Use: in the manufacture of low pressure gas discharge fluorescent lamps. SUMMARY OF THE INVENTION: A tubular flask of optically transparent material is filled with an inert gas and mercury. The first layer of a substance absorbing radiation in the long-wave ultraviolet region of 300-400 nm is deposited on the inner surface of the flask. from a suspension based on titanium dioxide; and a second layer from a phosphor suspension. The latter contains magnesium orthophosphate — strontium activated by tin, and zinc orthosilicate activated by manganese. Strontium halophosphate activated by antimony, yttrium oxide activated by europium were introduced into the phosphor suspension, in the following ratio of components, wt.%: Strontium halophosphate activated by antimony 53-61, magnesium orthophosphate strontium activated by tin 27-34; zinc orthosilicate activated with manganese 3-6, yttrium oxide activated with europium 2-6, strontium chlorophosphate activated with europium 3-9. The specific gravity of the first titanium dioxide-based layer is in the range 0.25-0.50 mg / cm2. 2 tab. 73 C

Description

The invention relates to the electrical industry and can be used in the manufacture of gas discharge low pressure fluorescent lamps.

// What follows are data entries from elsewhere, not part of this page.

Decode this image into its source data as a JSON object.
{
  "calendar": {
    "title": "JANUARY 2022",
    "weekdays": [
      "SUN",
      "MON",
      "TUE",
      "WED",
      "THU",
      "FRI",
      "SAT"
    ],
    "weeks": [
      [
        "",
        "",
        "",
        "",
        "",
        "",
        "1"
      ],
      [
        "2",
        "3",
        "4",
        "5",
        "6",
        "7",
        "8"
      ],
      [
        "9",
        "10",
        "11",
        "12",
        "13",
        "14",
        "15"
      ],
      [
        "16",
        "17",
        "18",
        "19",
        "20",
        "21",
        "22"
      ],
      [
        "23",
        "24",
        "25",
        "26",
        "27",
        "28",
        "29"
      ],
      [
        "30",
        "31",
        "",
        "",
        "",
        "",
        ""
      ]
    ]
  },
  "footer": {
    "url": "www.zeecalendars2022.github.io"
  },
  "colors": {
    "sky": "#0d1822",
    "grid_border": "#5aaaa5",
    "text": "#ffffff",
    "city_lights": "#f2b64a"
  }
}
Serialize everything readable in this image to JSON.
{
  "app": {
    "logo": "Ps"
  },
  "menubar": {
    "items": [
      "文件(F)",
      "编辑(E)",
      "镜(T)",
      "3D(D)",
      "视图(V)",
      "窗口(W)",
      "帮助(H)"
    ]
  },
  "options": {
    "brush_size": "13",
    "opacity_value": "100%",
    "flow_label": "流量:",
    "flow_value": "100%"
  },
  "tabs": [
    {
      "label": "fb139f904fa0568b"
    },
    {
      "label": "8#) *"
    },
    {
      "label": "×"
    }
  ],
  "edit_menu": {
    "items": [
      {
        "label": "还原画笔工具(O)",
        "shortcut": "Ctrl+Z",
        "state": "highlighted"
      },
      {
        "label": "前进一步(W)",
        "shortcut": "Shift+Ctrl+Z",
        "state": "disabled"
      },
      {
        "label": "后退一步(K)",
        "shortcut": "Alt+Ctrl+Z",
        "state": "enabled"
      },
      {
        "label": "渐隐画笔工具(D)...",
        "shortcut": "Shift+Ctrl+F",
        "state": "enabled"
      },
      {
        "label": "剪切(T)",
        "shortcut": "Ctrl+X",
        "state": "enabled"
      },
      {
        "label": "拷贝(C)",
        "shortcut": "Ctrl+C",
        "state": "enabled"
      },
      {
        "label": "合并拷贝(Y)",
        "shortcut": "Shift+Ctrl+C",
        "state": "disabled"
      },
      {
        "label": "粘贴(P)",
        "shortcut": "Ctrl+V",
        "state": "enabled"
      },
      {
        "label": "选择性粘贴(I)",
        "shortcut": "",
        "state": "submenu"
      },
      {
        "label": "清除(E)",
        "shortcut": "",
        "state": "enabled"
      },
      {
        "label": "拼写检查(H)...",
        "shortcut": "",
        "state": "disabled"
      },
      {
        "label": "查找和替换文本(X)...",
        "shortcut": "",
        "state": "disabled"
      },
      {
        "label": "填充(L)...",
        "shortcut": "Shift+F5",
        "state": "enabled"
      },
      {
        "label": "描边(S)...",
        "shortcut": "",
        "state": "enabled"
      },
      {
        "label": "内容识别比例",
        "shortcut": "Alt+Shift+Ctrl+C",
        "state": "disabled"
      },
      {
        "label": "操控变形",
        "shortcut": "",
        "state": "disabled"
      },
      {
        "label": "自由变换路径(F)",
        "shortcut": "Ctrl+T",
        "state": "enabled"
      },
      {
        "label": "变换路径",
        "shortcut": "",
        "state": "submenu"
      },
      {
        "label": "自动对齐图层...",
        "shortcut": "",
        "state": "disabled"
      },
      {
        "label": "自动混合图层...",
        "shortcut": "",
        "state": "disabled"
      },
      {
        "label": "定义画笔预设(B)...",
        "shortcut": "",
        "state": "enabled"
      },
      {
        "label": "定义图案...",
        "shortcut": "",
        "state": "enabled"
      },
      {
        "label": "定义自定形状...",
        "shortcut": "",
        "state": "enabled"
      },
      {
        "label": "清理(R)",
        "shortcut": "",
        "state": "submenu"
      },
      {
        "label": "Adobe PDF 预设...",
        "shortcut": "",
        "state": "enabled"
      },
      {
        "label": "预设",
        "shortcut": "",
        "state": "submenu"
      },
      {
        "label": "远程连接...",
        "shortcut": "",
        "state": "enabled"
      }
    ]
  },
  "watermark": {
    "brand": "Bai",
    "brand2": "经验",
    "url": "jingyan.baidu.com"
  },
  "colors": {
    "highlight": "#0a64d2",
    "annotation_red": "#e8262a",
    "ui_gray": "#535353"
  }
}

A gas discharge lamp with a single-layer phosphor coating on the inner surface of a flask tube is known, in the production of which a phosphor suspension is prepared using the composition ФЛ Ц-610-3900-4, consisting of a mixture of magnesium or strontium-strontium activated tin , barium titanate phosphate, calcium halophosphate activated

antimony and manganese, zinc orthosilicate, activated with manganese on a water-soluble or organosoluble binder, is coated, dried and the binder is burned out from the phosphor layer 1.

Lamps made by this method have low color rendering index and the presence of radiation in the long-wave ultraviolet region of 300-400 nm, which is about 0.23 watts.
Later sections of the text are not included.